In fact, as a result of the mission the President’s approval ratings skyrocketed again to 80%, from a low-point of 64% recorded only a few months earlier. It was the greatest increase in Putin’s approval ratings due to a single event since his records started being kept in 2000. Putin, emboldened by the fact that as a result of the taking of Crimea his domestic approval ratings are extremely high again, would now be willing to gamble and take significant risks in order to keep his approval ratings up, as demonstrated by the intervention in Syria and by the hard stance Putin took while confronting Turkey’s President Erdogan in the row over the downing of the Russian military jet.
To take a helicopter view: Moscow would have been wiser to first focus on addressing its economic and demographic issues until it would have had a strong and diversified enough economy to become the backbone of a strong foreign policy. Instead, the Russian economy remains too much dependent on energy causing the country to be vulnerable to erratic economic swings; its infrastructure is dilapidated and the country needs deep reforms.

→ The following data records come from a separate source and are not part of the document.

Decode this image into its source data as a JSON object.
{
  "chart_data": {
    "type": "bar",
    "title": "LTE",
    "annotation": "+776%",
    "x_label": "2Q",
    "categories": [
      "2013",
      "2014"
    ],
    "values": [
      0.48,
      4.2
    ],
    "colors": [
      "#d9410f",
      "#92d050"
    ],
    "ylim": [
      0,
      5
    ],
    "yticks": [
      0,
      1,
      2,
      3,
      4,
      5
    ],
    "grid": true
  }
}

And maybe because of Putin knows that it cannot rely on the security apparatus to secure his powerful status, Putin is using the nationalist stick to prop up the morale of the Russian citizens de facto causing them to cast dry positive opinions about Putin. But these kinds of foreign policy gambles might carry a higher cost than benefit, and the thing with foreign policy adventures is that you know when and how to start them but you never know how and when they will end.
Granted, Moscow has been able to reestablish itself as a regional power that can no longer be ignored, and has been able to fill the gaps left open by the US vacuum of power (i.e., Middle East but also gradually Latin America). However, while on the medium term the Moscow-Beijing axis is proven beneficial to both countries, on the long run the Kremlin should have a really geostrategic view and consider that its eastern flank is too much exposed to potential Chinese land grabs. One must acknowledge that the West has also made mistakes in handling Russia after the dissolution of the USSR in 1991, but ultimately Russia is more a European/ Western country rather than an Asian country, and thus Washington would be a better partner to Moscow than Beijing.
The aforementioned strings of troubling foreign policy reversals should prompt Moscow and Vladimir Putin to reevaluate Russia's diplomatic and regional approach.